My first notice was in my convictions, as it should be. The Lord moved me to get treatment for my left knee pain. It takes time for human government bureaucracy to move, so it was a waiting game. I was going to need more use of that knee. I had all these thrilling visions of doing stuff that I have always loved to do — driving out to remote areas of Oklahoma, maybe hiking some, riding my bike more, etc. The vision half of that was all me; it was my personal manifestation of hope. The hope part was from God, but how I interpreted that was just a matter of my own wishes.
It’s not that God isn’t going to let me do those things, but they weren’t the primary reason for a push to get into better shape. The need to restore some of the fitness I’ve had in the past was based on something much bigger than my personal motivations. At the time, I wasn’t aware of that, but it got me on the path God required.
Now I’m starting to see stuff that gives those urges a better definition. It’s not like I can list a bunch of stories with links for intellectual proof, but I’m sensing that the moral tensions in the world are rising dramatically. The demons were set loose some time ago, and their deeds of darkness are starting to bear fruit.
People are going nuts, committing bizarre acts of violence. Political figures are making the most egregious, outrageous demands. People everywhere are abusing what little authority they might hold to make others miserable. None of this is particularly new, but the scale of it is what draws my attention.

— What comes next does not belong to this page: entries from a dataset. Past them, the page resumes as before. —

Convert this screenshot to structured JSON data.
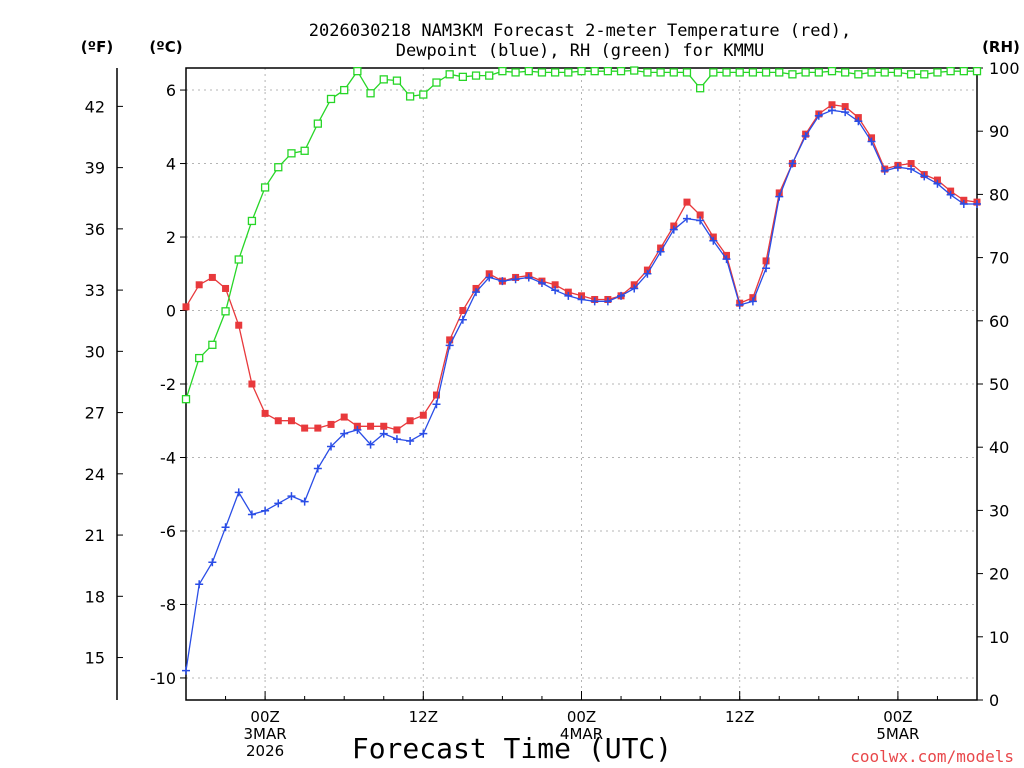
{
  "chart_data": {
    "type": "line",
    "title_lines": [
      "2026030218 NAM3KM Forecast 2-meter Temperature (red),",
      "Dewpoint (blue), RH (green) for KMMU"
    ],
    "xlabel": "Forecast Time (UTC)",
    "units": {
      "left_f": "(ºF)",
      "left_c": "(ºC)",
      "right_rh": "(RH)"
    },
    "y_c": {
      "range": [
        -10.6,
        6.6
      ],
      "ticks": [
        -10,
        -8,
        -6,
        -4,
        -2,
        0,
        2,
        4,
        6
      ],
      "tick_labels": [
        "-10",
        "-8",
        "-6",
        "-4",
        "-2",
        "0",
        "2",
        "4",
        "6"
      ]
    },
    "y_f": {
      "ticks": [
        15,
        18,
        21,
        24,
        27,
        30,
        33,
        36,
        39,
        42
      ],
      "tick_labels": [
        "15",
        "18",
        "21",
        "24",
        "27",
        "30",
        "33",
        "36",
        "39",
        "42"
      ]
    },
    "y_rh": {
      "range": [
        0,
        100
      ],
      "ticks": [
        0,
        10,
        20,
        30,
        40,
        50,
        60,
        70,
        80,
        90,
        100
      ],
      "tick_labels": [
        "0",
        "10",
        "20",
        "30",
        "40",
        "50",
        "60",
        "70",
        "80",
        "90",
        "100"
      ]
    },
    "x_axis": {
      "range_hours_from_start": [
        0,
        60
      ],
      "major_ticks": [
        {
          "hour": 6,
          "lines": [
            "00Z",
            "3MAR",
            "2026"
          ]
        },
        {
          "hour": 18,
          "lines": [
            "12Z"
          ]
        },
        {
          "hour": 30,
          "lines": [
            "00Z",
            "4MAR"
          ]
        },
        {
          "hour": 42,
          "lines": [
            "12Z"
          ]
        },
        {
          "hour": 54,
          "lines": [
            "00Z",
            "5MAR"
          ]
        }
      ]
    },
    "grid": true,
    "series": [
      {
        "name": "2-meter Temperature",
        "axis": "c",
        "color": "#e8393c",
        "marker": "square-filled",
        "x": [
          0,
          1,
          2,
          3,
          4,
          5,
          6,
          7,
          8,
          9,
          10,
          11,
          12,
          13,
          14,
          15,
          16,
          17,
          18,
          19,
          20,
          21,
          22,
          23,
          24,
          25,
          26,
          27,
          28,
          29,
          30,
          31,
          32,
          33,
          34,
          35,
          36,
          37,
          38,
          39,
          40,
          41,
          42,
          43,
          44,
          45,
          46,
          47,
          48,
          49,
          50,
          51,
          52,
          53,
          54,
          55,
          56,
          57,
          58,
          59,
          60
        ],
        "values": [
          0.1,
          0.7,
          0.9,
          0.6,
          -0.4,
          -2.0,
          -2.8,
          -3.0,
          -3.0,
          -3.2,
          -3.2,
          -3.1,
          -2.9,
          -3.15,
          -3.15,
          -3.15,
          -3.25,
          -3.0,
          -2.85,
          -2.3,
          -0.8,
          0.0,
          0.6,
          1.0,
          0.8,
          0.9,
          0.95,
          0.8,
          0.7,
          0.5,
          0.4,
          0.3,
          0.3,
          0.4,
          0.7,
          1.1,
          1.7,
          2.3,
          2.95,
          2.6,
          2.0,
          1.5,
          0.2,
          0.35,
          1.35,
          3.2,
          4.0,
          4.8,
          5.35,
          5.6,
          5.55,
          5.25,
          4.7,
          3.85,
          3.95,
          4.0,
          3.7,
          3.55,
          3.25,
          3.0,
          2.95
        ]
      },
      {
        "name": "Dewpoint",
        "axis": "c",
        "color": "#2a4de6",
        "marker": "plus",
        "x": [
          0,
          1,
          2,
          3,
          4,
          5,
          6,
          7,
          8,
          9,
          10,
          11,
          12,
          13,
          14,
          15,
          16,
          17,
          18,
          19,
          20,
          21,
          22,
          23,
          24,
          25,
          26,
          27,
          28,
          29,
          30,
          31,
          32,
          33,
          34,
          35,
          36,
          37,
          38,
          39,
          40,
          41,
          42,
          43,
          44,
          45,
          46,
          47,
          48,
          49,
          50,
          51,
          52,
          53,
          54,
          55,
          56,
          57,
          58,
          59,
          60
        ],
        "values": [
          -9.8,
          -7.45,
          -6.85,
          -5.9,
          -4.95,
          -5.55,
          -5.45,
          -5.25,
          -5.05,
          -5.2,
          -4.3,
          -3.7,
          -3.35,
          -3.25,
          -3.65,
          -3.35,
          -3.5,
          -3.55,
          -3.35,
          -2.55,
          -0.95,
          -0.25,
          0.5,
          0.9,
          0.8,
          0.85,
          0.9,
          0.75,
          0.55,
          0.4,
          0.3,
          0.25,
          0.25,
          0.4,
          0.6,
          1.0,
          1.6,
          2.2,
          2.5,
          2.45,
          1.9,
          1.4,
          0.15,
          0.25,
          1.15,
          3.1,
          4.0,
          4.75,
          5.3,
          5.45,
          5.4,
          5.15,
          4.6,
          3.8,
          3.9,
          3.85,
          3.65,
          3.45,
          3.15,
          2.9,
          2.9
        ]
      },
      {
        "name": "RH",
        "axis": "rh",
        "color": "#27d627",
        "marker": "square-open",
        "x": [
          0,
          1,
          2,
          3,
          4,
          5,
          6,
          7,
          8,
          9,
          10,
          11,
          12,
          13,
          14,
          15,
          16,
          17,
          18,
          19,
          20,
          21,
          22,
          23,
          24,
          25,
          26,
          27,
          28,
          29,
          30,
          31,
          32,
          33,
          34,
          35,
          36,
          37,
          38,
          39,
          40,
          41,
          42,
          43,
          44,
          45,
          46,
          47,
          48,
          49,
          50,
          51,
          52,
          53,
          54,
          55,
          56,
          57,
          58,
          59,
          60
        ],
        "values": [
          47.6,
          54.1,
          56.2,
          61.5,
          69.7,
          75.8,
          81.1,
          84.3,
          86.5,
          86.9,
          91.2,
          95.1,
          96.5,
          99.5,
          96.0,
          98.2,
          98.0,
          95.5,
          95.8,
          97.7,
          99.0,
          98.6,
          98.8,
          98.8,
          99.5,
          99.3,
          99.5,
          99.3,
          99.3,
          99.3,
          99.5,
          99.5,
          99.5,
          99.5,
          99.6,
          99.3,
          99.3,
          99.3,
          99.3,
          96.8,
          99.3,
          99.3,
          99.3,
          99.3,
          99.3,
          99.3,
          99.0,
          99.3,
          99.3,
          99.5,
          99.3,
          99.0,
          99.3,
          99.3,
          99.3,
          99.0,
          99.0,
          99.3,
          99.5,
          99.5,
          99.5
        ]
      }
    ]
  },
  "watermark": "coolwx.com/models"
}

Now is the time to get ready, specifically in terms of being ready for physical stresses. To be honest, I really doubt I’ll see very much physical action for a while yet, but there’s a powerful sense of need to engage that old tactical awareness, and as much physical capacity as I can build up for something yet unseen. There’s going to be a lot of work to do, and it will happen under very sub-optimal conditions. I need to be ready to respond regardless of the context.

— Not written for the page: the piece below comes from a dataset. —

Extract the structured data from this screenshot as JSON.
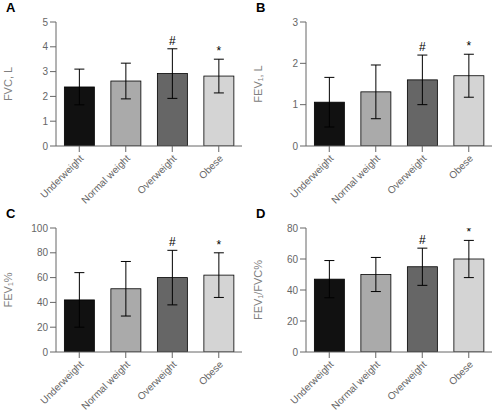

It’s easy to let things drift, to start feeling old and tired. When the flesh fails, it bleeds over into everything else. As Paul noted, I need to shed the excess weight and lethargy so I can run the race course set before me. I may be retired by official US government reckoning, but there will be no retirement from the mission God gave me. It’s just getting wound up. I need the physical resources to stand and deliver the Word at any moment. This can’t be done on autopilot.
So I’m working out six days per week. I’ve folded my physical therapy exercises into my routine. I won’t tell you that my knees don’t hurt, but that it’s now manageable. I can push to higher limits in order to harvest a stronger response from my aging body. Everything I do is aimed at supporting the need to respond to moral crisis, to be ready to breathe life into the Scripture so that it grabs people.
I suspect a good many of you have similar urges. I sincerely hope so. There aren’t many of us right now, and the harvest will be massive.
Urge is on my end, as well. A lot more since joining the gym and working from home all the time.
Dunno what to make of it, but the general increase of bizarre behavior could have something to do with the proposed cosmic funny business going on…could be related to the idea of animals sensing disaster in varying degrees. Those of us who are totally given over to materialism, there’s not much those folks could do to counteract it. We don’t have that excuse, though.